More than 200 Burkinabè expelled from neighboring Ghana
More than 200 Burkinabè, including women and children, have arrived in the south-west of Burkina Faso after they were expelled from neighboring Ghana, the regional governor and returnees told reporters on Thursday.
“Since 11 July, we have started registering compatriots repatriated from Ghana”, said Boureima Sawadogo, the governor of South-West Burkina Faso, the region bordering Ghana that is hosting the displaced persons.
On Tuesday, 54 people were received, according to the governor, who added that a census was still underway. “More than 200 people have already been received in the commune of Ouessa”, the first town over the border, where a transit centre has been set up to receive these displaced persons, he said on Thursday morning.
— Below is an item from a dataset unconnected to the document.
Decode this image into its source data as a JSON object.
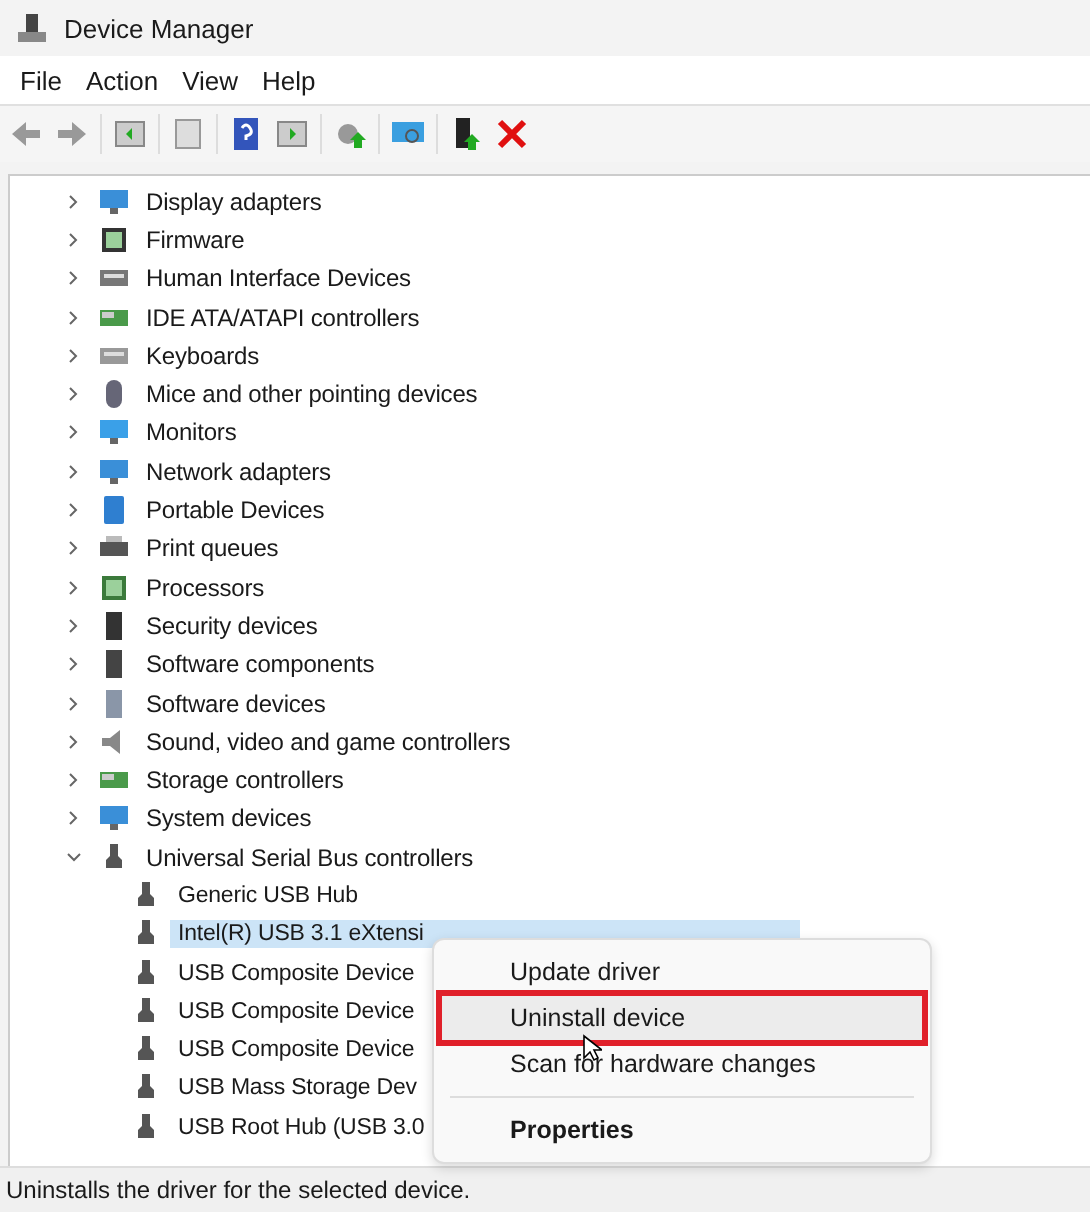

Seydou Tall, a man in his seventies who had returned to Ghana three months earlier, told local media that he and others had been asked to leave the country, where some had lived for more than ten years. “We don’t know what we’re being accused of”, he lamented.
“Concerned by reports of expulsions of hundreds of Burkina Faso citizens, mainly women and children”, the United Nations High Commissioner for Refugees (UNHCR) issued a statement on Wednesday calling on the government of Ghana to “put an end to these expulsions, which constitute a violation of the principle of non-refoulement, and to guarantee access to the territory and asylum to Burkina Faso nationals seeking international protection”.
Burkina Faso faces regular jihadist attacks over much of its territory, forcing people to flee. In a statement published on Thursday, the Ghanaian Ministry of National Security refuted these allegations, explaining that a temporary reception centre, with a capacity of 2,100 people, has been set up in the border region of Burkina Faso and is housing around 530 Burkina Faso refugees.